Sea Spaghetti - An Introduction to This Nutritious Sea Vegetable
Do you wish there could be an all-raw, all-natural, all-nutritious alternative to pasta? If so, read on.
There is now a wide variety of raw food products which try to fill the gap left by processed, hard to digest wheat pasta. Many people love zucchini, a vegetable that is easy to slice into long pasta strands, and some also enjoy spiral slicing carrots, beets, turnips and more. Many are also enthusiastic about kelp noodles, as they can be stored for a much longer time than zucchini and other veggies, but more than a few people deplore their crunchy texture or their sometimes off-putting smell.
Few raw pasta lovers are aware of yet another pasta substitute, one without a chemical aroma, a crunchy texture, or a short shelf life: sea spaghetti. Sea spaghetti (Himanthalia elongata) is another seaweed wonder. It grows in the natural seaweed fields of Brittany, and unlike kelp noodles, it actually looks like pasta right out of the water!
Processing and Color
Like most sea vegetables, sea spaghetti is a natural dark purple color, and a rich source of chlorophyll and minerals. In comparison, kelp noodles are transparent, as the outer skin is removed. This may seem natural at first, but, if you take a piece of kelp and try to remove the outer skin, you will find that it is not always easy to do so, and you will not end up with the final kelp noodle product.
Packaged kelp noodles have gone through a certain amount of processing, while sea spaghetti is an all-natural, unprocessed, unheated and nutritious product. After harvesting, sea spaghetti is gently dehydrated in a drying cupboard in Brittany and doesn't ever reach 115 degrees.
Being the natural sea product that they are, sea spaghetti thrive in a cool, water rich environment and will fully saturate in it, yielding long, soft linguine like strands.
Sea spaghetti is more nutritious than kelp noodles, just like unprocessed kelp is more nutritious than kelp noodles. Consider the following numbers:
In a 4 ounce serving, kelp noodles contain dietary fiber (4%), calcium (15%) and iron (4%). The nutrition facts label says little else.
In a 4 gram serving (much less than 4 ounces!), sea spaghetti contains dietary fiber (5%), vitamin C (400%), potassium (40%), magnesium (29%), calcium (25%) and iodine (56%). Sea spaghetti is by far one of the most nutritious raw pasta replacement available, and when you consider that each sea spaghetti package contains more than 10 times the above serving size, it really is a bargain!

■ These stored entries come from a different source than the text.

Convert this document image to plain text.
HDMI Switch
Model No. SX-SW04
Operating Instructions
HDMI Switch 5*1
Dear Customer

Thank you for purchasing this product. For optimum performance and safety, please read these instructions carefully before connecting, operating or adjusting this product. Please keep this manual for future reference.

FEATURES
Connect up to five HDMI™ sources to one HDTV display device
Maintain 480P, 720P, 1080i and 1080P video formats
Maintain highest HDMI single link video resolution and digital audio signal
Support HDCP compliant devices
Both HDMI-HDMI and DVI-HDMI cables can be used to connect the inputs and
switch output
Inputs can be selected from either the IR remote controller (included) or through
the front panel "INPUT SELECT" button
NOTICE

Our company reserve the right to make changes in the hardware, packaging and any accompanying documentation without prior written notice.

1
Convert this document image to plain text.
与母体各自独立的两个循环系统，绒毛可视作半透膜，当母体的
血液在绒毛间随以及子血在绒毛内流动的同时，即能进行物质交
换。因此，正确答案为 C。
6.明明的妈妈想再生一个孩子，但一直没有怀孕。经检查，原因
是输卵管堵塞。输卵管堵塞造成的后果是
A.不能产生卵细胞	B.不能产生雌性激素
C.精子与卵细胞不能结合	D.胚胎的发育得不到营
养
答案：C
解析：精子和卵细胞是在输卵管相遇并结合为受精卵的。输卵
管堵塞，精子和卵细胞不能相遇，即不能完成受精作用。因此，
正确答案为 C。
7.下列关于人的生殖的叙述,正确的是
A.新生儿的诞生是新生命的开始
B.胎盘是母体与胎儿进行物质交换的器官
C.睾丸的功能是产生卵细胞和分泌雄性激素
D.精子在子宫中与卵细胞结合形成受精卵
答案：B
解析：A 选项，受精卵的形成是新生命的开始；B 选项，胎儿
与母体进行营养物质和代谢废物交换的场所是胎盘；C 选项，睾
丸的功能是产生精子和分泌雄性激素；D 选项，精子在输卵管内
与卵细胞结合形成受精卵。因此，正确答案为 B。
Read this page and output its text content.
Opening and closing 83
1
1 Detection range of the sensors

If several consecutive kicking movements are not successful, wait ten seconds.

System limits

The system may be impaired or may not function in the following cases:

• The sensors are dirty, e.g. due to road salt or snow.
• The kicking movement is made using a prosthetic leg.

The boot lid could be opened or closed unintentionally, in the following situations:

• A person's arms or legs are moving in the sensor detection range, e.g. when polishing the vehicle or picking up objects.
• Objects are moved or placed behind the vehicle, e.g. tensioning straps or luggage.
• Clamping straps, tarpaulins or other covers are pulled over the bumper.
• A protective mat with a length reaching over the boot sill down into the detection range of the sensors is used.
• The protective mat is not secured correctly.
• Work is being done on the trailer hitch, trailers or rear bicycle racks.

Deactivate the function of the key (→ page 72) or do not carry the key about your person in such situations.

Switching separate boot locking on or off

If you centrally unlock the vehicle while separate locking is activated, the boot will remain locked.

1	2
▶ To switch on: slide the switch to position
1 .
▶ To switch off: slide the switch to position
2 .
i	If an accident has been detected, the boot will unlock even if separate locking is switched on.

Sea spaghetti are no different from other types of seaweed, with a pleasant, fresh taste of the sea. Rinsing will help remove much of the salty flavor, yielding a milder noodle.
Sea spaghetti is delightful in a cashew based tomato-cream sauce with crushed red pepper, or in a fra diavolo-type sauce rich in fresh tomatoes, garlic and parsley. No shrimps needed here! Creamy pesto sauces are also delightful tossed with soft, long stranded sea spaghetti.
Unlike fresh vegetables and kelp noodles, which need to be refrigerated, sea spaghetti is low temperature dried and shelf stable. You can stock as many packages as you'd like and keep them in a dark, dry cupboard for at least 3 years!
If you've been longing for the long soft strands of grain based pasta and are looking for an easy to digest, nutritious and delicious alternative, you will love sea spaghetti! Kate Magic recommends you “just soak it in the morning & serve it in the evening,” and in her book Evie's Kitchen, Shazzie writes: “I (...) love sea spaghetti, which comes in long strands of tagliatelle-style seaweed. After soaking in water for an hour, it makes the base of one of the most satiating raw meals on the planet.”
At Sirova, we like to soak an entire package of sea spaghetti in a large covered container and keep it in the fridge, changing the water every couple of days. Then, we just whip up a quick sauce, toss in a few cups of soaked sea spaghetti, and we've got one of the fastest, most nutritious foods possible!